Let $([0,1],\mathscr B[0,1],Leb)$ be a probability space. Define $f(x):= x^2 /2$ and $g(x):=2(x-1/2)^2$. Find $$E[f|g], E[g|f]$$
What I have tried:
It is clear that $E[g|f]=g$ as $\sigma(f)=\mathscr B[0,1]$.
I think the same goes for $E[f|g]=f$ as follows;
$f=1/2 (\sqrt {g/2} +1/2)^2 $ so $f$ is composition of $g$ with continuous functions so that $f$ is $\sigma (g)$-m'ble.

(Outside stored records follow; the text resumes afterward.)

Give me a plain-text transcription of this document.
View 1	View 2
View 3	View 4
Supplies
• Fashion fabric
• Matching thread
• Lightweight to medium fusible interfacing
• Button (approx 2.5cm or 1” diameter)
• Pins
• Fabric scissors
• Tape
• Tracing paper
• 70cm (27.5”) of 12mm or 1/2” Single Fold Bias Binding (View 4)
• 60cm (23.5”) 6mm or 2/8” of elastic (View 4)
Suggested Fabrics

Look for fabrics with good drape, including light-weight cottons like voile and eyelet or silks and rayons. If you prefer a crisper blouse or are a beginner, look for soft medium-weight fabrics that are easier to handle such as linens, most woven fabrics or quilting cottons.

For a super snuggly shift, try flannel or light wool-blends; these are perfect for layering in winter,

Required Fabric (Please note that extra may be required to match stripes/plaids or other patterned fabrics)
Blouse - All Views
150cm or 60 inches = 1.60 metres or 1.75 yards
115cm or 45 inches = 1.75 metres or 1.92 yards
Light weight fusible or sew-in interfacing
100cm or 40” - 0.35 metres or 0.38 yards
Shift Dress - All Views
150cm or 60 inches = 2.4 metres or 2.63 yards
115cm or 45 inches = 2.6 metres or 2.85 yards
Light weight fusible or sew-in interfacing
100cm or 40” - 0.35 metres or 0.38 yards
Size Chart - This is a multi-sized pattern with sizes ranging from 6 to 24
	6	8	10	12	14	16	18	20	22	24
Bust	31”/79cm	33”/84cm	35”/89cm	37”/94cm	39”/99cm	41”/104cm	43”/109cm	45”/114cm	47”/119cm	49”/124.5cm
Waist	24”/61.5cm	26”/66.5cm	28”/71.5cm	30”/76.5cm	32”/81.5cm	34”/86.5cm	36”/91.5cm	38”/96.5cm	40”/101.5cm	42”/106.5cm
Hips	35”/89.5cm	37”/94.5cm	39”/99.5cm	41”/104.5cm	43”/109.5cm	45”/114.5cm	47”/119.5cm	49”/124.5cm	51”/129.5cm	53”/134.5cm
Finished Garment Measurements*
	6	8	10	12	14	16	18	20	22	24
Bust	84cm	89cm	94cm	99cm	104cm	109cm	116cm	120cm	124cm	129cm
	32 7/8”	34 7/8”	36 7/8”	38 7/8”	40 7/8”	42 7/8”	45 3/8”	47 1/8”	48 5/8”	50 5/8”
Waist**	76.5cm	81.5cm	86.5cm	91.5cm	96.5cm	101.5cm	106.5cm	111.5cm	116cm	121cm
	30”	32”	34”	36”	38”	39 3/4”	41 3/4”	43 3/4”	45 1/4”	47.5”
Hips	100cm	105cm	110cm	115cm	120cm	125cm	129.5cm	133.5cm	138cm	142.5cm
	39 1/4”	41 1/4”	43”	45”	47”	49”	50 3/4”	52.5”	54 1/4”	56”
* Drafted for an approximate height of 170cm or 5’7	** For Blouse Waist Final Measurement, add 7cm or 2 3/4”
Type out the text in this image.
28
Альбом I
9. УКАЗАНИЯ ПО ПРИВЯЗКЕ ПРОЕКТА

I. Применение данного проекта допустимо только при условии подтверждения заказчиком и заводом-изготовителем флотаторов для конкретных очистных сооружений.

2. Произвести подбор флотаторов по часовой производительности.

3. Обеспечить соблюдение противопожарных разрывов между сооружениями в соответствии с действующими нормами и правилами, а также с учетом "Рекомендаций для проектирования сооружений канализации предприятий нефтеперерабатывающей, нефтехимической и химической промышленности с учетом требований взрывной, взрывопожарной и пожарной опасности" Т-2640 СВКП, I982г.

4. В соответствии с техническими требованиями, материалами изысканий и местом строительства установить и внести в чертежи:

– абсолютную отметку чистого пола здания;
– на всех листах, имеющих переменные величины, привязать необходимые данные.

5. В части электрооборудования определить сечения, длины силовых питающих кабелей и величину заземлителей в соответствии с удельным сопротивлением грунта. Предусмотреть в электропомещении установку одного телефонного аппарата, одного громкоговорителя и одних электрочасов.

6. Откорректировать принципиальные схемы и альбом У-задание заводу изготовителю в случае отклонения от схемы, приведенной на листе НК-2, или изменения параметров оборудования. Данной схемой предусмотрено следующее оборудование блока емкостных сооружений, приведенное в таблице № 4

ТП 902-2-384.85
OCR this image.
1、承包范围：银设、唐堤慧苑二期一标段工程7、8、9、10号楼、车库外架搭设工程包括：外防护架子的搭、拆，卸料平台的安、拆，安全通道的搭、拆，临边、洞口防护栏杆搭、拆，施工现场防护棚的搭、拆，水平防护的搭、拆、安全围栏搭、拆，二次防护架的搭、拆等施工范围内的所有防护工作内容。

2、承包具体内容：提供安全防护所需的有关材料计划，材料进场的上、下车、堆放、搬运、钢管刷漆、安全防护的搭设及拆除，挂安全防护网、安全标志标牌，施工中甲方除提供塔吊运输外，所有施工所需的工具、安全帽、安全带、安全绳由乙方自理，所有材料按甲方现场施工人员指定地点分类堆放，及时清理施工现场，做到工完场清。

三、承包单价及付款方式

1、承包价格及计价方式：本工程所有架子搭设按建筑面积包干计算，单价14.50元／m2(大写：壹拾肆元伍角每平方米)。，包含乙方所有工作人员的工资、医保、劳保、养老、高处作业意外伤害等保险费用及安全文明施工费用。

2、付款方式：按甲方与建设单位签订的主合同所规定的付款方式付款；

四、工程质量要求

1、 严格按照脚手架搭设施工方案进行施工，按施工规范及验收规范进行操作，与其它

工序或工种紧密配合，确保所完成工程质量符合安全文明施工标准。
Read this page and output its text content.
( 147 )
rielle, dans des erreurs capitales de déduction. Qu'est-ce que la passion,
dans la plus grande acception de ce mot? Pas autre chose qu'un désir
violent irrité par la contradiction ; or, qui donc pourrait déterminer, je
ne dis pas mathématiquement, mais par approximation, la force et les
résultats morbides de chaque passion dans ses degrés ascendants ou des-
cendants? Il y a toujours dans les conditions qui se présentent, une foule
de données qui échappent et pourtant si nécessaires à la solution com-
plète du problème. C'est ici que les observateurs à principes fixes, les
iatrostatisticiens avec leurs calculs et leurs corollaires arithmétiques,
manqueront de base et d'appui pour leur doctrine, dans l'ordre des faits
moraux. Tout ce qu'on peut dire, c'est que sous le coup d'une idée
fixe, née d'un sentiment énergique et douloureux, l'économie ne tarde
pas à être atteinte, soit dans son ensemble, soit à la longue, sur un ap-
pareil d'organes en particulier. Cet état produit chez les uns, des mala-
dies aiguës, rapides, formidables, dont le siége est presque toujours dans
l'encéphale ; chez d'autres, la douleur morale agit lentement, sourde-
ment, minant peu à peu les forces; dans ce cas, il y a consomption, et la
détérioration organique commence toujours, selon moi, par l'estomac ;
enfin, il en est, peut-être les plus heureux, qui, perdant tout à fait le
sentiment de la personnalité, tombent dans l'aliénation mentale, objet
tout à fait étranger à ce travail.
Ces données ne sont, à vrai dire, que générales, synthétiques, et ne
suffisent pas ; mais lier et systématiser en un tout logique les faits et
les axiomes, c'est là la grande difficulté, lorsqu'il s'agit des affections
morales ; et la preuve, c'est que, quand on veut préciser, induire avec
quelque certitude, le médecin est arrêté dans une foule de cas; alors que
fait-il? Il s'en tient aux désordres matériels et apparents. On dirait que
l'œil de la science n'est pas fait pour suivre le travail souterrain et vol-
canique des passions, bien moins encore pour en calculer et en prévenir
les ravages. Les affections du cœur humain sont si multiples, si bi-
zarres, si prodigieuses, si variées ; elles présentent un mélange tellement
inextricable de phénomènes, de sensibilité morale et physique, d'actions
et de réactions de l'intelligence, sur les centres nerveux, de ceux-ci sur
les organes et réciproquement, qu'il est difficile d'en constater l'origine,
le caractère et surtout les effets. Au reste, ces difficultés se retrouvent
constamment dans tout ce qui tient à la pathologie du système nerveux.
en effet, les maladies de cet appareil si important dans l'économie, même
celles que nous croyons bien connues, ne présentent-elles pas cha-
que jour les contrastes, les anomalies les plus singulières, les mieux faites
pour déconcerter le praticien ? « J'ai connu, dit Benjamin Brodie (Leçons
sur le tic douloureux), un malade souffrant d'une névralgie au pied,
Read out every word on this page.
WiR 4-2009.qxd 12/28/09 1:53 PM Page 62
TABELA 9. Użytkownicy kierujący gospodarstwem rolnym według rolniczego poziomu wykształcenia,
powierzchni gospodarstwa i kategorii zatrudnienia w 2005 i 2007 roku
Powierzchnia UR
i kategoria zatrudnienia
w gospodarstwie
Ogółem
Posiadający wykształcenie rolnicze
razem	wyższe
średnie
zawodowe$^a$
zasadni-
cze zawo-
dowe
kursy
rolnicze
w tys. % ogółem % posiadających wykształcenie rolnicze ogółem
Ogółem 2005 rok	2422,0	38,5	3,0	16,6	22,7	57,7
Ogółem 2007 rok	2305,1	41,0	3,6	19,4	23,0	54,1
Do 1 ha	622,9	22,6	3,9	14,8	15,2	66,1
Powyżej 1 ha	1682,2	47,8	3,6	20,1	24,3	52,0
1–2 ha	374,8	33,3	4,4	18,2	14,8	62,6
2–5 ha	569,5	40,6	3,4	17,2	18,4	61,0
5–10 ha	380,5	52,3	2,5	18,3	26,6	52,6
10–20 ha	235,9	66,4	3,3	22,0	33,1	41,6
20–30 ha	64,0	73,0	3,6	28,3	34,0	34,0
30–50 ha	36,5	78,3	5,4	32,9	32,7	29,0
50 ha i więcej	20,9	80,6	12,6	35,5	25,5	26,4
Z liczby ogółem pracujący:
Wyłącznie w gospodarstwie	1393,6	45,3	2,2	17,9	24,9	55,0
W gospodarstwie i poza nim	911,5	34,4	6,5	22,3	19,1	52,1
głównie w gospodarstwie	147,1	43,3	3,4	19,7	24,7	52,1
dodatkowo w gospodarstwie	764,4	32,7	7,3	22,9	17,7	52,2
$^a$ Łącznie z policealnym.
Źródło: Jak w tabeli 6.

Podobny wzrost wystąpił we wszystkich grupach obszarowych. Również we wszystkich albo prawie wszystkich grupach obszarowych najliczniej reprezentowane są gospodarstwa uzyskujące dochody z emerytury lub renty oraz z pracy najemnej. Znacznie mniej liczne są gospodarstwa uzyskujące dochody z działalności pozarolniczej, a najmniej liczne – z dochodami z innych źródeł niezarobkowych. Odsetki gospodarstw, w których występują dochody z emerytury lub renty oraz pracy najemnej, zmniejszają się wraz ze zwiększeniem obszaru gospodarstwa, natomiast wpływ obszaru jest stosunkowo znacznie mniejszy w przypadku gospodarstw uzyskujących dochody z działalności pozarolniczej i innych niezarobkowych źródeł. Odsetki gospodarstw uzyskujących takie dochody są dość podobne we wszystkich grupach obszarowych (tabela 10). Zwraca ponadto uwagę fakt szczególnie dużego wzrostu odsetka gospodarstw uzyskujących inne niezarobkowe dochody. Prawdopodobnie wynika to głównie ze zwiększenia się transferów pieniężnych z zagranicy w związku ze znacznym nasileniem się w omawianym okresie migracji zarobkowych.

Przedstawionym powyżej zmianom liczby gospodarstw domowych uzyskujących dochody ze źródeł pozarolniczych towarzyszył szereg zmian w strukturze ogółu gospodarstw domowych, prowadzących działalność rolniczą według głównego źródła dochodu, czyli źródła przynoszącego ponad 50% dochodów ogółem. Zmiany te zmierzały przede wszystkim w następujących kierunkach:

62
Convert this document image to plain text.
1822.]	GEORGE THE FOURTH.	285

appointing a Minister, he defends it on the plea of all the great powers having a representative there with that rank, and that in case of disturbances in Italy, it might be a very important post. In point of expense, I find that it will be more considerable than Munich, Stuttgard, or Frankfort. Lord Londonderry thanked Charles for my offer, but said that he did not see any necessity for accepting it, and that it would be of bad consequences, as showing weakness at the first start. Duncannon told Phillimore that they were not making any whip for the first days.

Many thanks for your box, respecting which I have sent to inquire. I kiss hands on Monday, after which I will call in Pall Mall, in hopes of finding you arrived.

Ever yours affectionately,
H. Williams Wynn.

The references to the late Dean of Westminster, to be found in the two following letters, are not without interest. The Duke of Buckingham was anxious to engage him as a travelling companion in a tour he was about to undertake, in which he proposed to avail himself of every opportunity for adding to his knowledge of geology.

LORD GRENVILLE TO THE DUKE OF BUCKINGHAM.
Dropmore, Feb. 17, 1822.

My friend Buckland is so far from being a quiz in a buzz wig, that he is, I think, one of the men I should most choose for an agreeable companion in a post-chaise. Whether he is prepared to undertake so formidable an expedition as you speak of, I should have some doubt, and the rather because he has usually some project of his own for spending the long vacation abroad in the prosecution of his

Thus we get $E[f|g]=f$.
However, I know that this should not be true as $\sigma (g) \neq \mathscr B[0,1]$. Where is my argument wrong?
Any help is appreciated.
Let $h:=1/2 (\sqrt {g/2} +1/2)^2$. Since $\sqrt{t^2}=\left\lvert t\right\vert$, the following equality holds
$$h(x) =\frac 12 \left( \left\lvert x-\frac 12 \right\rvert +\frac 12 \right)^2 $$ and if $x-1/2$ is negative, this is not equal to $f(x)$.
Since $g(x)=g(1-x)$, the $\sigma$-algebra generated by $g$ should contains all the Borel sets symmetric at $1/2$ (that is, the sets $B$ such that $B=1-B$, where $1-B$ denotes the set $\left\{1-x,x \in B\right\}$).